Island Hopping: part 2
May 12, 2009, 5:17 pm
Filed under: Uncategorized | Tags: , , , , , , , ,
Shisar by the seashore

Shisar by the seashore

Ishigaki:

After brushes with fear and mortality in Iriomote, we headed to Ishigaki Island. We were only there a day, and it was day less about adventure and more about actually relaxing. I spent the day by the pool reading and drinking beer.

For dinner we went to the Hotel’s Yakiniku restaurant. For those unfamiliar, Yakiniku is Korean BBQ. Essentially, you sit at a table with a small, hot and very dangerous barbecue pit taking all of your table space. You then order plates of raw meat and the waiter bring you the various parts of dead animals you requested and some vegetables.

As the meal progresses beverages are consumed, your time management skills deteriorate and you begin to dangerously under cook or incinerate perfectly good food; it’s both delicious and terrifying endeavor. I find that it is central to success to not ask which part of the animals you are eating.

Perhaps the highlight of this meal was that prior to eating, I weighed myself on the hotel bathroom scale. After eating, I did the same and had gained two kilograms in the meantime. I’m not sure about the unit conversions (a kilogram is eight Kelvin, right? and a Kelvin is 2.54 inches, minus absolute zero?) but I am pretty sure I gained some serious weight.

IMG_4854

Naha:

From Ishigaki, we took a plane back to main island, Honto, and Naha city. On this island, there is an American military base, so on city street I ceased to be the great white exotic spectacle that I am accustomed to being.

Other than seeing Shuri castle– which is really a replica of a castle, filled with other replicas of castle relics (thanks WWII), Naha wasn’t entirely interesting. The heavy American influence on the city did pay dividends though. I got to eat tacos for the first time in months. Root Beer, a rarity on the mainland, was readily available. Despite my enthusiasm for the beverage my girlfriend was not as delighted as I was, remarking, “it taste like medicine. I attribute most of my taste preferences to my childhood experience with Flintstone’s Vitamins, so this sounded about right.

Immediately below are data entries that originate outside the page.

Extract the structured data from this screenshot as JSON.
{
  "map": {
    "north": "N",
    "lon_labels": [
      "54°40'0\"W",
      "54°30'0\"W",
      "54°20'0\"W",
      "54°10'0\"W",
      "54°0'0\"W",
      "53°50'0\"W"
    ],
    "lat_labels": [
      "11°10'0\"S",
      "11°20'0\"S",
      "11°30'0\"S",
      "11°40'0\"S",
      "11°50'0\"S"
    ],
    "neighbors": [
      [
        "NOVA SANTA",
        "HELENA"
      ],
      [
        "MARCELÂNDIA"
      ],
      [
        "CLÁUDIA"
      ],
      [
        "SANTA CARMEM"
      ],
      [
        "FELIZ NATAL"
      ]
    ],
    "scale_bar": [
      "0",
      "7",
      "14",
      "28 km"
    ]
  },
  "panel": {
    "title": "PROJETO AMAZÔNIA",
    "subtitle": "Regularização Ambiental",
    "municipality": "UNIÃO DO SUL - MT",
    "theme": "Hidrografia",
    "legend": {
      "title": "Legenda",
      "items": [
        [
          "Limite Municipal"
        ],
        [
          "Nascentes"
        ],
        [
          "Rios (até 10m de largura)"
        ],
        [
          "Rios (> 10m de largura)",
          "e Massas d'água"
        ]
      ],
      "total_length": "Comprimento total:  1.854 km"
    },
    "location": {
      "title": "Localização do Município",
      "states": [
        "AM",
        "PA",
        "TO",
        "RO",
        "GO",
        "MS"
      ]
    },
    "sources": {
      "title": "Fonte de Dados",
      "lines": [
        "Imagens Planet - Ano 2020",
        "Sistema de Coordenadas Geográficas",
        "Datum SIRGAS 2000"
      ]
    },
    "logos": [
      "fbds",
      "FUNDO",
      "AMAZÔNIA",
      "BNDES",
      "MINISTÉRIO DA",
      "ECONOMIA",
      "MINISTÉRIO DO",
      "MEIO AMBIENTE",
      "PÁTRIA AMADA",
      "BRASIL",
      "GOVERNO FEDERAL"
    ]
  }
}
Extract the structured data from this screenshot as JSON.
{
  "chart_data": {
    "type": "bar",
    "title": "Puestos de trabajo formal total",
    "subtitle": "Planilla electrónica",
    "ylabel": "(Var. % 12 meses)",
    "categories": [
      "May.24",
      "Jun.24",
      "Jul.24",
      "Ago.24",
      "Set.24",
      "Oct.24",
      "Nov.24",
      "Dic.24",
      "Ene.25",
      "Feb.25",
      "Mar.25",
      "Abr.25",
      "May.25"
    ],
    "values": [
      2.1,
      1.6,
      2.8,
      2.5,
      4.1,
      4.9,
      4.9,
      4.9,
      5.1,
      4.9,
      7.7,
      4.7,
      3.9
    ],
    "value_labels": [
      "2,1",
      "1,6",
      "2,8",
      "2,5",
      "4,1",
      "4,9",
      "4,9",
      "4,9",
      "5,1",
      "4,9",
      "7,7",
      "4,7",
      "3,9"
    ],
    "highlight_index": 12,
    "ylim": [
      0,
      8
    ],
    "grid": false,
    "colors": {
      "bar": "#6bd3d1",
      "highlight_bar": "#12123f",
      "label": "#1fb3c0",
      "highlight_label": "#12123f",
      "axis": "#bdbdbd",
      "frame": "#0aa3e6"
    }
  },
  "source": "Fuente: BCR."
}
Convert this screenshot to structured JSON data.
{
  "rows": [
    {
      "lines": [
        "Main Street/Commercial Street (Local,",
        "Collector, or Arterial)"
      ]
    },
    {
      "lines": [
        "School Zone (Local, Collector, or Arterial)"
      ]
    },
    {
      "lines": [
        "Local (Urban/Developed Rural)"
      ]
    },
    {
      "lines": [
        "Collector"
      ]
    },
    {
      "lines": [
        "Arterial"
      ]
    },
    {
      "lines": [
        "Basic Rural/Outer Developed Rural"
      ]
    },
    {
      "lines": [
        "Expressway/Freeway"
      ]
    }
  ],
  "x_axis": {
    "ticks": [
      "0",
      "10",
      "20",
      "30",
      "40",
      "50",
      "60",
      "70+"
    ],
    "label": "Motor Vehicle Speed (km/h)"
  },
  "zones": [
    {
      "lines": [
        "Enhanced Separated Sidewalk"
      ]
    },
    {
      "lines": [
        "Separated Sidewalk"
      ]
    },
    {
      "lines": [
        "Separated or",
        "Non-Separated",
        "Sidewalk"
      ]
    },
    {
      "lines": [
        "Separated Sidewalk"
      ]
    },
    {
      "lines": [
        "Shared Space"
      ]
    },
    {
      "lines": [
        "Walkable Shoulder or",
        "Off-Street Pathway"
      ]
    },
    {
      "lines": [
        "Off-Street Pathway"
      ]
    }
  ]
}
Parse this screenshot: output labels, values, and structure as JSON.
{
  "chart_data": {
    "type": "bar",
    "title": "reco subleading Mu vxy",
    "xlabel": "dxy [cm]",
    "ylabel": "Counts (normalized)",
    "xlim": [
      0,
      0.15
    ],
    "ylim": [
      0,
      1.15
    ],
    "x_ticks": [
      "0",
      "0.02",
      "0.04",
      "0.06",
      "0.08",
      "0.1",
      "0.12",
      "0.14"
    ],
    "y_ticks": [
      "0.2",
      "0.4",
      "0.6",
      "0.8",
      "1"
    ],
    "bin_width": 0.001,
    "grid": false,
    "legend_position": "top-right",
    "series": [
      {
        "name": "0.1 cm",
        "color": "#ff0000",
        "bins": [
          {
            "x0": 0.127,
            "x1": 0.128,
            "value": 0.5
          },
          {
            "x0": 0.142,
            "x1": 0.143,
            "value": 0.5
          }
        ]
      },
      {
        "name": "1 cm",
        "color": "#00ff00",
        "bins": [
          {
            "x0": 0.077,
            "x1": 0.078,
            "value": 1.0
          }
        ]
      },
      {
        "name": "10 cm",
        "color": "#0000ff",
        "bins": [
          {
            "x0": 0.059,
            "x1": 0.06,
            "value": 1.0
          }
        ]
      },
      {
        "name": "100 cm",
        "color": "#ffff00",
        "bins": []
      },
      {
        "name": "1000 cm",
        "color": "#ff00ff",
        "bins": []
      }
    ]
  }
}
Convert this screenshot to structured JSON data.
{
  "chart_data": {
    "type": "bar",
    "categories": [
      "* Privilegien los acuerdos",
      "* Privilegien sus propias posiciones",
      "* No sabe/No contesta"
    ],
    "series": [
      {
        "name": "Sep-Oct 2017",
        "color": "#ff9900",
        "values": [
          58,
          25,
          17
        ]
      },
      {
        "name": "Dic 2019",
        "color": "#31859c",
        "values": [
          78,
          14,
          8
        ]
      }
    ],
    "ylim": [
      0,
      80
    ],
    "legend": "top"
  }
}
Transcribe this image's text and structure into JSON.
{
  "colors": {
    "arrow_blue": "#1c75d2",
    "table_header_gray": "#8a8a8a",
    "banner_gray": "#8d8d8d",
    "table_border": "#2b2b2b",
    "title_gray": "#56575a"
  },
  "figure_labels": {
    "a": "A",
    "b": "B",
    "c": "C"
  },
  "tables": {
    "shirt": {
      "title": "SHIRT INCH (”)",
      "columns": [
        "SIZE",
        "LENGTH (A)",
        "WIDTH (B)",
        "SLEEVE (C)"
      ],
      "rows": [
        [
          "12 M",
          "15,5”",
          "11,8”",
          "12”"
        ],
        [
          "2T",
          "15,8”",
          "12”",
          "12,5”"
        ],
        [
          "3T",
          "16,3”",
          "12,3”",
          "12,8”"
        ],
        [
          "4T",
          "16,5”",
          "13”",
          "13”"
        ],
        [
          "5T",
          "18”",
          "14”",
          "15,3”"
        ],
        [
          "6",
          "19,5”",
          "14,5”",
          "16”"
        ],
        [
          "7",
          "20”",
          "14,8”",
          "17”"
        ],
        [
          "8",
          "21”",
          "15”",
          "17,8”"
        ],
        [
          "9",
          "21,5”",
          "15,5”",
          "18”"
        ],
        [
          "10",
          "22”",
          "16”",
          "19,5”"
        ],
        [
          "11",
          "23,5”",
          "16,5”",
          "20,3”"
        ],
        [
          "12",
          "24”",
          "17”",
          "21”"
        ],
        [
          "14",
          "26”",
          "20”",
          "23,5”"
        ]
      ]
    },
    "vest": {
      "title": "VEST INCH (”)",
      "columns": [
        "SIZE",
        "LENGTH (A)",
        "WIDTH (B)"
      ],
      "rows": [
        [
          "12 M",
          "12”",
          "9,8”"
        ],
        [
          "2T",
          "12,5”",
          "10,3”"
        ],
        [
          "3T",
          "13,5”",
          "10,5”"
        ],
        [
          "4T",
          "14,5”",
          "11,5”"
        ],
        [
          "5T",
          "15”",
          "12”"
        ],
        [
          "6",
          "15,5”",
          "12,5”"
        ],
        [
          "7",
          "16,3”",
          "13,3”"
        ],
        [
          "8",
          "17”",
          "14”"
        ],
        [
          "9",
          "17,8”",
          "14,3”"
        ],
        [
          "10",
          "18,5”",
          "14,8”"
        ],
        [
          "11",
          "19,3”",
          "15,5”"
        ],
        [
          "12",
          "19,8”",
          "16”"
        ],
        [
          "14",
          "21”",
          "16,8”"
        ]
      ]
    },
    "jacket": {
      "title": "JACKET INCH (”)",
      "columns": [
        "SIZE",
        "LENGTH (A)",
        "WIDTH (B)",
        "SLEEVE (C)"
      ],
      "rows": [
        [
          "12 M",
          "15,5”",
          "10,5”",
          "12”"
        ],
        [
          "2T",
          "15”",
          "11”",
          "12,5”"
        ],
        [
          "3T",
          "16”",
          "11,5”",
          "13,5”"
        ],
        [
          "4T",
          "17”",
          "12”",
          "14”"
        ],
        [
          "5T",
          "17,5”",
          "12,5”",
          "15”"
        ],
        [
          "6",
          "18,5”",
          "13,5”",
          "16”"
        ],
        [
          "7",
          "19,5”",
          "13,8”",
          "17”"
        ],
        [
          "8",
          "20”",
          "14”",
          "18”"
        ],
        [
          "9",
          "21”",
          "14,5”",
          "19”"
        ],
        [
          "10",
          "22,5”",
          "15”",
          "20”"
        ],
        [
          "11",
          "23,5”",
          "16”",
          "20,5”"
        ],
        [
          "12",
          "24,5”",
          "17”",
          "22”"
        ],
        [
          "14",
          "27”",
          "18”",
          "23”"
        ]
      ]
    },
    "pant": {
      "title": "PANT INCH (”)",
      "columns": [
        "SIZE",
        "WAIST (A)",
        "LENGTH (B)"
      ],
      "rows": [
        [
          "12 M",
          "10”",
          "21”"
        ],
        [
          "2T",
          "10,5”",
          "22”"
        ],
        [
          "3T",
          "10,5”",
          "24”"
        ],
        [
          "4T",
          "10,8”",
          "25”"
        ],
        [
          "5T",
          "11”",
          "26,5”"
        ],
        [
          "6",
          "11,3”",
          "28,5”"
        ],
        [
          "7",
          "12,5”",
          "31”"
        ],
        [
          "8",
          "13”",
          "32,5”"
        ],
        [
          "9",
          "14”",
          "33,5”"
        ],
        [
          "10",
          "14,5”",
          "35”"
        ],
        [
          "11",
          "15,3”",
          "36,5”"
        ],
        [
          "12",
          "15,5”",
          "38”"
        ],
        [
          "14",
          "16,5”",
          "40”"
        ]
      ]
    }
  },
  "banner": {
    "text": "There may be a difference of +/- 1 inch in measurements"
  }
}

The last day we went shopping at the Duty Free Mall, which like all Duty-Free Malls everywhere in the world is not the bargain or tax-free, free-market wonderland they would have you believe it is. When the city monorail very conveniently drops you off outside a “Duty-Free” Mall, you know someone the city office is getting a cut of all that “duty free” commerce.

I’ll end, as all good trips do, on a small tangent: so, there was a monorail, but it did not have an Epcot center; since I was five, I was sure this was a international/galatic requirement for all monorails, anywhere. Someday they’ll change that law.